Le gamin s’accrochait à la poignée en gémissant. Sa mère s’approcha.

-          Toc ! toc ! Excusez-moi, c’est pour le petit …

-          Pipi ! pipi ! maman !

Paul ne bronchait pas, ne sachant s’il devait se retenir ou au contraire essayer d’accélérer le processus. La situation devenait gênante.

-          Toc ! toc ! Mais il n’y a personne ?

On n’allait pas entamer une discussion dans cette position, Paul renifla négligemment pour signaler sa présence. Le gamin continuait de pleurnicher, derrière la porte le dénouement approchait.

-          Ca y est maman ! J’entends le papier, ça s’essuie la –dedans !

Paul tira la châsse et sortit en trombe.

-          Vous m’excuserez monsieur, mais c’était le petit…

-          Mmmm…

Paul rentra chez lui, un reste de papier cul en boule dans sa poche. Tiens ! Le PQ, ne jamais l’oublier chez soi ! Remarquez on peut l’oublier une fois, mais pas deux ! Le jour où c était arrivé à Paul il avait dû ruser pendant une demi-heure pour pouvoir enfin accéder aux goguenots. Parvenu aux cabinets, il s’installe à la hâte, commence (schlofff !) Et soudain il réalise qu’il a oublié son paquet de Trèfle ouaté trois épaisseurs. Aucune feuille de journal ne pend au crochet. Angoisse. Stupeur et tremblements. Obligé de se finir chez lui après être rentré à petits pas comptés.

 

            Maintenant Paul connaît les habitudes de tous ses voisins. En face, la bande des quatre, puis les deux vieux qui ont du mal à marcher. Une fois sur place ils  profitent de l’arrêt pour se reposer avant de regagner leurs pénates. Ce sont eux qui approvisionnent le crochet en papier journal. Le dernier logement de ce côté du couloir est occupé par une jeune femme avec un petit garçon, celui qui attend la dernière minute pour aller pisser. En sens inverse quand on revient des toilettes vers chez Paul, le premier appartement est habité par un célibataire qui a pour habitude de lire le journal ou des revues dans les water-closets et il prend son temps le bougre. Quant au voisin immédiat de Paul, c’est l’étudiant, que Paul nomme « le siffleur ». Toute la journée il siffle à tue-tête et quand il va aux latrines il pisse comme une vache en sifflant à tout berzingue.

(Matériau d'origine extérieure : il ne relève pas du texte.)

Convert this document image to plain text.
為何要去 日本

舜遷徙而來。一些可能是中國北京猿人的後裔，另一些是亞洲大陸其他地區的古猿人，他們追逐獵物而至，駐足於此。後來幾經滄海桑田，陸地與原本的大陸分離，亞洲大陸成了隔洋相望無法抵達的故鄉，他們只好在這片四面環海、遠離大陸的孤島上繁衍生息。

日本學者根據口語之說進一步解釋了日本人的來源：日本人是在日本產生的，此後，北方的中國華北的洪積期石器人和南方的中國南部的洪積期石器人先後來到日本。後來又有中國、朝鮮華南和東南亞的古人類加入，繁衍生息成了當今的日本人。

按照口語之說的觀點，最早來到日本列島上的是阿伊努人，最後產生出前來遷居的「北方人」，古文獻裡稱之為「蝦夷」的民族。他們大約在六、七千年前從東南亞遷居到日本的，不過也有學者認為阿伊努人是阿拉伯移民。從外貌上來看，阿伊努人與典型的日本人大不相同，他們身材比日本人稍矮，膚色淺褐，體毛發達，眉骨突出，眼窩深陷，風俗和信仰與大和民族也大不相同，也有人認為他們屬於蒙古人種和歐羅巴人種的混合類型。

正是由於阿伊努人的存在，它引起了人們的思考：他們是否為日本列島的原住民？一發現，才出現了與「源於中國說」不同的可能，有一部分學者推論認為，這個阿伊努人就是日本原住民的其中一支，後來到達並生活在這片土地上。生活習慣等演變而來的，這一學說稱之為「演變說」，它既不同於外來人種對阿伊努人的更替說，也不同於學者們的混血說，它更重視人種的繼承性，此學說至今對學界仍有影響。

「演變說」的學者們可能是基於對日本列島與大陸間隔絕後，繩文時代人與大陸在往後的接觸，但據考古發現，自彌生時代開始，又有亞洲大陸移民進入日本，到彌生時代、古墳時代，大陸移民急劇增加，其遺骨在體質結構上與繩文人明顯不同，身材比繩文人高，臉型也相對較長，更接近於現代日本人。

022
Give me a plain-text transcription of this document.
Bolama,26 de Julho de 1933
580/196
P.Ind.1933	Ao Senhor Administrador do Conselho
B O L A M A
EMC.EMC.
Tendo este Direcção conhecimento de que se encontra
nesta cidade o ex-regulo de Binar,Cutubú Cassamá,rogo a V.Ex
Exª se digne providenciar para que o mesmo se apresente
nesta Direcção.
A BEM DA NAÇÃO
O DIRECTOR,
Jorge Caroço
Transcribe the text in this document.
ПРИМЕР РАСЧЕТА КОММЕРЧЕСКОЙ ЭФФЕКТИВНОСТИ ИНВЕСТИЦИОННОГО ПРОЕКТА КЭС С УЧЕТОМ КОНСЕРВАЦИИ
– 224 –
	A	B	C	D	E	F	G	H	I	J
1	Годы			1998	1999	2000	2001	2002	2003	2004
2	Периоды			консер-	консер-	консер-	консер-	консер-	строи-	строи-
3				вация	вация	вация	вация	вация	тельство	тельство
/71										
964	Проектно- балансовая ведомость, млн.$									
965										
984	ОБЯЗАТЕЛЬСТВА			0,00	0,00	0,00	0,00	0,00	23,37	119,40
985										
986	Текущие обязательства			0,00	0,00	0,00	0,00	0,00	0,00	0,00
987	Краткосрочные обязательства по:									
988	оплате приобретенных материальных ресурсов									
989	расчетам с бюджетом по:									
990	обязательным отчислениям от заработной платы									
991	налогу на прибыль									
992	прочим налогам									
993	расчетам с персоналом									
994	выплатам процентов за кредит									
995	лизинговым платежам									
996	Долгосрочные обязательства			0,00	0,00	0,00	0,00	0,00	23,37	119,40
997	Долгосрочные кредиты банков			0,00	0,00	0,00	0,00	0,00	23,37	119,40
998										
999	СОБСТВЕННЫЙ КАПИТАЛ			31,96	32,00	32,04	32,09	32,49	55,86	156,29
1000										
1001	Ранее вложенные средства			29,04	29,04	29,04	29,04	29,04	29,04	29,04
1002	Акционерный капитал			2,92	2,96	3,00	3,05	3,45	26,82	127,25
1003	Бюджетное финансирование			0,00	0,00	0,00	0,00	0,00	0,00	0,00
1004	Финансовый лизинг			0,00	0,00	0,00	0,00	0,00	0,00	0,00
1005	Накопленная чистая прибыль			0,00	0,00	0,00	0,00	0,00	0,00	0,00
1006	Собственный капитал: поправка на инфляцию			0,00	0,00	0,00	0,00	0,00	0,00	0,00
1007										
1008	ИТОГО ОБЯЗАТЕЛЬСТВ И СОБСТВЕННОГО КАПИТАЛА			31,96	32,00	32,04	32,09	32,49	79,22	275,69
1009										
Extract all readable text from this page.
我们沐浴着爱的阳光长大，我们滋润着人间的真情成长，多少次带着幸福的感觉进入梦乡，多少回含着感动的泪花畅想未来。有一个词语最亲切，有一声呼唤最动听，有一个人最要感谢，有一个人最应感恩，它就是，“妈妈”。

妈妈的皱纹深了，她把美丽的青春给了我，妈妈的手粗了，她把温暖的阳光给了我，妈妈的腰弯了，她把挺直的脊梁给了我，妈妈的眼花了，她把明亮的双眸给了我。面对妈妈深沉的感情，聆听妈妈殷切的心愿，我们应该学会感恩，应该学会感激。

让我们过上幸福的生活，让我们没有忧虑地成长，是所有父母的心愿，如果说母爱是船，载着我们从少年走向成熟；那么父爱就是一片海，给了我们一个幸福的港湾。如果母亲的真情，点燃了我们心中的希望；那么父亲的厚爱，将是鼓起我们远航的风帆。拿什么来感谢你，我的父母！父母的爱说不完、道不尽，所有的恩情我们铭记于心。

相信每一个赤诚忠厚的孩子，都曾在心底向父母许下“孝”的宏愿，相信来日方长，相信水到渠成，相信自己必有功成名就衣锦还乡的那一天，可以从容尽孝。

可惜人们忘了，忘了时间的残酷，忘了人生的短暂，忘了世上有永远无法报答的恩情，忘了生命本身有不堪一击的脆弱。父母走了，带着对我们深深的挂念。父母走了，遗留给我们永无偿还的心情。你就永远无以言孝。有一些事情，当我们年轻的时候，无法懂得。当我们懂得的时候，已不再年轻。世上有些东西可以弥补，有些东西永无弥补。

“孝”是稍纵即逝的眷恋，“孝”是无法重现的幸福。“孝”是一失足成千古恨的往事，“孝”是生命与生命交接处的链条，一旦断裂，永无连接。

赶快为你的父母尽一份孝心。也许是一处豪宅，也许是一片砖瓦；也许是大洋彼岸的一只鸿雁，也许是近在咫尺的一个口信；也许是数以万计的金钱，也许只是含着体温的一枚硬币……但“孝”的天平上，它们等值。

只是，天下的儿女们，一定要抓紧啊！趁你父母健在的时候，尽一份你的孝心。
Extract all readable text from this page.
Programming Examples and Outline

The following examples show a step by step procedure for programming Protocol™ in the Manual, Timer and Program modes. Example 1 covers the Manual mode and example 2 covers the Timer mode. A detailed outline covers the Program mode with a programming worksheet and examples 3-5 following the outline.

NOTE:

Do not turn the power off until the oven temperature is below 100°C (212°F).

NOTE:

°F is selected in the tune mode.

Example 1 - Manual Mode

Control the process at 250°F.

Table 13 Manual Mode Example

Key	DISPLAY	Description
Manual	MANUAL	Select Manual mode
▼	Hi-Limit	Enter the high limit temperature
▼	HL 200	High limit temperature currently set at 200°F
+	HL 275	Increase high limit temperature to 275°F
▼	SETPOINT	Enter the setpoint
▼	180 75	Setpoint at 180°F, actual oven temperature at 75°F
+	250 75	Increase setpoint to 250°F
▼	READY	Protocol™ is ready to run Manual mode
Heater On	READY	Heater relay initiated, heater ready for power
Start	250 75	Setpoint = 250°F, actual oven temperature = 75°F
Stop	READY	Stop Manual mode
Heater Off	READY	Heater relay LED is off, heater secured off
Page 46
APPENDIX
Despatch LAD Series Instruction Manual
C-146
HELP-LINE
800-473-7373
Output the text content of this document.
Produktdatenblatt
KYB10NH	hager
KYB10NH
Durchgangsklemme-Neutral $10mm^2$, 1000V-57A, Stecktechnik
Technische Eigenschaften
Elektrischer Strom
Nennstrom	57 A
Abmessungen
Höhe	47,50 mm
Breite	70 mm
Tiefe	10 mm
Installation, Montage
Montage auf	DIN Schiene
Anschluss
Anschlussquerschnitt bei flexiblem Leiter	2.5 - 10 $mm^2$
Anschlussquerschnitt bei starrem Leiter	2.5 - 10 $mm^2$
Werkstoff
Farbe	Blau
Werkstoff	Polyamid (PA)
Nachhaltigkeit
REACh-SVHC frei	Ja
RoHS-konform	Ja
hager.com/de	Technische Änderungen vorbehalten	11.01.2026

L’avantage avec lui c’est qu’il n’y a pas à se déplacer pour savoir que le petit coin est occupé.

           

Paul s’était donc habitué à ce rythme de vie quand les premiers graffitis firent leur apparition. C’était en fin de journée, il venait tout juste de rentrer du travail, quand une envie taraudante le poussa vers l’endroit. Soulagé il allait ressortir quand son regard fut accroché par une phrase écrite à la craie sur le mur « C’est crado ici ». Des graffitis sur un mur de chiottes c’est assez courant, pourtant là, quasiment chez lui, c’étaient les premiers et ils étaient déplacés.

L’inscription resta telle quelle pendant trois jours. Le quatrième on rajouta de la même écriture, « Et ça pue ». Ce qui au départ passait pour une manifestation passagère prenait de l’ampleur. Paul s’en amusa. Voilà quelque chose d’assez intrigant pour m’occuper l’esprit pendant mes haltes forcées  dans cet endroit, pensa-t-il. Qui pouvait écrire cela ? La bande des quatre, peu probable, avec leur manie d’aller pisser en délégation, ça ne collait pas. Les deux petits vieux, allons, allons, certainement pas. La jeune femme avec le bambin ? Non, pas une femme. Restaient l’étudiant et le célibataire. Voici des coupables plus plausibles.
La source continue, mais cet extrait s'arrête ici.